Nadat de laatste maaltijd met  de discipelen was geweest, en de Meester hen nog vele troostrijke woorden had gesproken zie Hij: Ik zal niet veel meer met u spreken, want de overste dezer wereld komt en hij heeft aan mij niets, maar opdat de wereld wete, dat ik de Vader lief heb, en alzo doe, gelijkerwijs de Vader mij geboden heeft. Staat op, laten wij van hier gaan. {Joh.14:30-31}. De tocht naar Gethsémané werd aanvaard. Met de overste deze wereld wordt de satan bedoeld, dat betekent dat Jezus een persoonlijke ontmoeting met satan verwachtte. En het doel daarvan hebben we net gelezen namelijk, om aan de wereld te tonen, dat de Zoon de Vader lief heeft, en doen zou, zoals de Vader Hem geboden had. De drinkbeker van Gethsémané is de letterlijk vervulling van Jesaja 53: 10  Hij heeft Hem krank gemaakt. We lezen in dat zelfde hoofdstuk  dat Hij geen gestalte had, dat we Hem zouden begeerd hebben. Maar we lezen in de Evangeliën niet, dat Hij met ziekte te worstelen had. En toch moest Hij ziek worden om onze krankheden te kunnen dragen. Hij moest toch in alles met ons mee kunnen lijden. Maar bovendien, als wet getrouwe Israëliet zou Hem geen ziekte overkomen. Hij heeft toch de wet vervuld? De Heer moest ook volgens Jesaja’s profetie ziek gemaakt worden. Hij werd in alles verzocht {Hebr.4:15}. En we lezen van verschillende verzoekingen door de satan. Die verzoeken, in verleiding brengen, was niet van de Vader, want God verzoekt niemand. Jacobus1:13}.

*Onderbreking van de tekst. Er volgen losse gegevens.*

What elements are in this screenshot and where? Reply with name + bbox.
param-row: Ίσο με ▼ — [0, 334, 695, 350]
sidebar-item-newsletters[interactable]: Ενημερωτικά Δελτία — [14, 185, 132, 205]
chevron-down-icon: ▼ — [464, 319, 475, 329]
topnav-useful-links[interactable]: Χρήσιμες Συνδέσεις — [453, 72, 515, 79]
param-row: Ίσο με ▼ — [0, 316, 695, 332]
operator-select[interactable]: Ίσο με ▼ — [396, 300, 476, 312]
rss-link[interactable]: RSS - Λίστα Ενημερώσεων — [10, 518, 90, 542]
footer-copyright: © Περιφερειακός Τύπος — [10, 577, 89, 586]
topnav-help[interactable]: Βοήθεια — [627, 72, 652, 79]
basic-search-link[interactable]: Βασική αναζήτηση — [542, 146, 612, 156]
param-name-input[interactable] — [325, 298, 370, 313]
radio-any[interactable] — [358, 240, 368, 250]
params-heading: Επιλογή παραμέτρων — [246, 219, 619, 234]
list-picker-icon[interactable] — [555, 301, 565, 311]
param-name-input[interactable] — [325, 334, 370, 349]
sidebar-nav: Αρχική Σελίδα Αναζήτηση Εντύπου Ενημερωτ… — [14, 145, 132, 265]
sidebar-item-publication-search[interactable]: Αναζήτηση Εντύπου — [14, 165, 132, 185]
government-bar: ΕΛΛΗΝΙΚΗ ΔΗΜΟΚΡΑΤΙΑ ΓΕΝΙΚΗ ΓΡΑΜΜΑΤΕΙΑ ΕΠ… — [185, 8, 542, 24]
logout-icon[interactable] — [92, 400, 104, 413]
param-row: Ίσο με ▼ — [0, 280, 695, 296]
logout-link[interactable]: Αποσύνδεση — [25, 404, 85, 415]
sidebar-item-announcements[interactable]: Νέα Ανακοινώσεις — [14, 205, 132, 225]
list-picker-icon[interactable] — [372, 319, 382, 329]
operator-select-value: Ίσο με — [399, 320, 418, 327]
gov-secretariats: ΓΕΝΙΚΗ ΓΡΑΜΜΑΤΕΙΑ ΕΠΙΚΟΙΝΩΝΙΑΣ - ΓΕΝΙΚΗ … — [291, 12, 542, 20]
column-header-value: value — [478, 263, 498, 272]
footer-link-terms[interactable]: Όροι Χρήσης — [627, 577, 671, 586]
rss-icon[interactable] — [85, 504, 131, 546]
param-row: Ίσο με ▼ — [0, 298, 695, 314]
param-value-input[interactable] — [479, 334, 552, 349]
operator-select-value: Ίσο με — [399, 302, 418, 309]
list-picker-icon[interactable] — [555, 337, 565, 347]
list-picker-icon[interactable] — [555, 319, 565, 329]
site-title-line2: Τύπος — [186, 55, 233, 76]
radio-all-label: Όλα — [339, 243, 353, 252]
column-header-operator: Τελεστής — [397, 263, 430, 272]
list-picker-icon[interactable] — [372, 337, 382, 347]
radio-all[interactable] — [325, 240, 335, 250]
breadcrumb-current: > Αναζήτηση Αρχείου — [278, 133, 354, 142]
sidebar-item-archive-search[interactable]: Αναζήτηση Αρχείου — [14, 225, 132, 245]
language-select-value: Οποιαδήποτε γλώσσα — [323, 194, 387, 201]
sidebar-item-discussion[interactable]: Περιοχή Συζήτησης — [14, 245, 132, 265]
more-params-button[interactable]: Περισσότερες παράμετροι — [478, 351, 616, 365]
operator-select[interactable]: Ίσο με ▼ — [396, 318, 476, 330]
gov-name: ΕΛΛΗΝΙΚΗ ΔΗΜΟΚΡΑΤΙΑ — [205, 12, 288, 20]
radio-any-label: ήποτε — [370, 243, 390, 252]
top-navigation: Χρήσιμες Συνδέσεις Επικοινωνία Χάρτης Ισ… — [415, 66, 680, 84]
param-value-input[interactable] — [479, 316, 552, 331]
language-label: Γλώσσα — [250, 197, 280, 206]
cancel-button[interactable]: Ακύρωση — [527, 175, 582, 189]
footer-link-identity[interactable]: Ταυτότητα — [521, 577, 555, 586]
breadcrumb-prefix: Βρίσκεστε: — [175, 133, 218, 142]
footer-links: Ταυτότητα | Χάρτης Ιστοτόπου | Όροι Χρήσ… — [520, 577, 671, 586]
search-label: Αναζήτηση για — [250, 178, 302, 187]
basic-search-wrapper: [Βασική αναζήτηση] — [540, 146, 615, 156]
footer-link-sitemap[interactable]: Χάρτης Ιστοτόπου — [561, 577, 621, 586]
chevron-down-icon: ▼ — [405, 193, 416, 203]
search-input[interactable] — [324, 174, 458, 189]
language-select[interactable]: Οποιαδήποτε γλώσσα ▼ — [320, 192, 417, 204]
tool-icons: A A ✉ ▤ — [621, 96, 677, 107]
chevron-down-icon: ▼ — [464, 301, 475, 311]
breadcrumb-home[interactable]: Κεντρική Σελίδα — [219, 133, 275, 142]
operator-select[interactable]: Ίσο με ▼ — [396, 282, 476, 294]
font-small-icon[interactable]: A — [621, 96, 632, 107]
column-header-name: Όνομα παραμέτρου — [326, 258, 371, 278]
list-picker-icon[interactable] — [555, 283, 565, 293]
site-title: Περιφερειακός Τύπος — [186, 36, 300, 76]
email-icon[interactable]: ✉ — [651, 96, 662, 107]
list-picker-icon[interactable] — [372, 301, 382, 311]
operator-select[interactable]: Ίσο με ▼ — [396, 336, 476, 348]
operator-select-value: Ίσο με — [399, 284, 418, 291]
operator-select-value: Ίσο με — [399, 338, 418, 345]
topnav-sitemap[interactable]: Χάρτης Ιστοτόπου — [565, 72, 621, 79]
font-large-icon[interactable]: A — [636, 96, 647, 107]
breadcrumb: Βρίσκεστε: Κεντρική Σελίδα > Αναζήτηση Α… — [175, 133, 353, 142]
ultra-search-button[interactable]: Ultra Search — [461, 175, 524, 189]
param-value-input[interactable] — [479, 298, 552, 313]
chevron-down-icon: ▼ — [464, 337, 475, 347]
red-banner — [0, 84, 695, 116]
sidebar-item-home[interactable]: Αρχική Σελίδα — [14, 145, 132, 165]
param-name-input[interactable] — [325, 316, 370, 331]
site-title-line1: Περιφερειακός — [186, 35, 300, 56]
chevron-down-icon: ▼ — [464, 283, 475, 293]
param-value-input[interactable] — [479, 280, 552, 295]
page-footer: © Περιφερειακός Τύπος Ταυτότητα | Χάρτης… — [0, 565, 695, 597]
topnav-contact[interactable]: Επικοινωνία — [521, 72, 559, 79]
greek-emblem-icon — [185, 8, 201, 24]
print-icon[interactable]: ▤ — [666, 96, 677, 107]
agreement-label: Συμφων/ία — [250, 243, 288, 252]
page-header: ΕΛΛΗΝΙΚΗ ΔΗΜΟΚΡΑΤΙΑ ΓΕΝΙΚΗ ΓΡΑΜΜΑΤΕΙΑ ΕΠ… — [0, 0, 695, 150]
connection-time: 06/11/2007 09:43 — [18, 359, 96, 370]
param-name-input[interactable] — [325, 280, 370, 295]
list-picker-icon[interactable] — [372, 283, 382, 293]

Als we letten op Job, de bij uitstek rechtvaardige knechts Gods, genoot een grote heerlijkheid en rijkdom en moest dit alles prijsgeven. Alles werd hem ontnomen en er kwam geen klacht over zijn lippen. Maar zijn gezondheid mocht hij houden, totdat tenslotte satan, die ook hier de verzoeker was, de vrijheid werd gegeven zijn lichaam aan te tasten, en hem ziek te maken. Toen pas riep Job om uitkomst. Job leerde ook in zijn lijden gehoorzaamheid. En zie,  Uw wil geschiedde;…  Toen kwam de verhoring. Job werd uit zijn lijden verlost, want hij was in alles oprecht gebleken. Satan werd beschaamd. Job kwam tot dubbele heerlijkheid. De Here Jezus ontledigde Zichzelf van alle heerlijkheid, geheel vrijwillig. Niets bleef van Hem over. Geen enkele beproeving die satan op Hem losliet ging Hij twijfelen. De beproeving van ziekte bleef tijdens Zijn rondwandeling op aarde bespaard. Maar die had plaats in Gethsémané. Dat de Heer in Gethsémané aangetast werd door een ziekte blijkt ook duidelijk ui Lucas 22:44  dat Zijn zweet werd als klonters bloed, die op de aarde neervielen.  Laten we maar geen moeite doen om uit te zoeken wat voor ziekte het geweest is. Het is ook niet verwonderlijke dat de Heer bad om er van verlost te worden, niet vanwege het lijden, maar er is een andere reden. Het offerlam in Israël moest zonder enig gebrek zijn en volkomen gezond  zijn {Deut15:19-23}. En zou dan Het Lam ter slachting geleid kunnen worden, dat tot de dood ziek was? En Hij werd als een Lam ter slachting geleidt {Jes.53:7}. Van deze drinkbeker moest de Heer verlost worden. Het was niet in de eerste plaats voor Zichzelf, maar voor de gehele wereld, dat de Heiland bad in Gethsémané en werd verhoort. Nu begrijpen we meer van de bedoeling van Johannes 14: 30-31, in Gethsémané moest de wereld weten, dat Ik de Vader liefheb en zó doe, als Mij de Vader geboden heeft. De vraag is het gebed in Gethsémané verhoort? Daar is geen twijfel aan. De Zoon werd niet beschaamd:  En Hem verscheen een engel uit de hemel om Hem kracht te geven.{Lucas 22:43}. In Hebreeën 5 : 7 staat:  Tijdens zijn dagen in het vlees heeft Hij gebeden en smekingen onder sterk geroep en tranen geofferd aan Hem, die hem uit de dood kon redden, en Hij is verhoord om zijn Godvrezendheid, en zo heeft Hij , hoewel Hij Zoon was, de gehoorzaamheid geleerd uit hetgeen Hij heeft geleden.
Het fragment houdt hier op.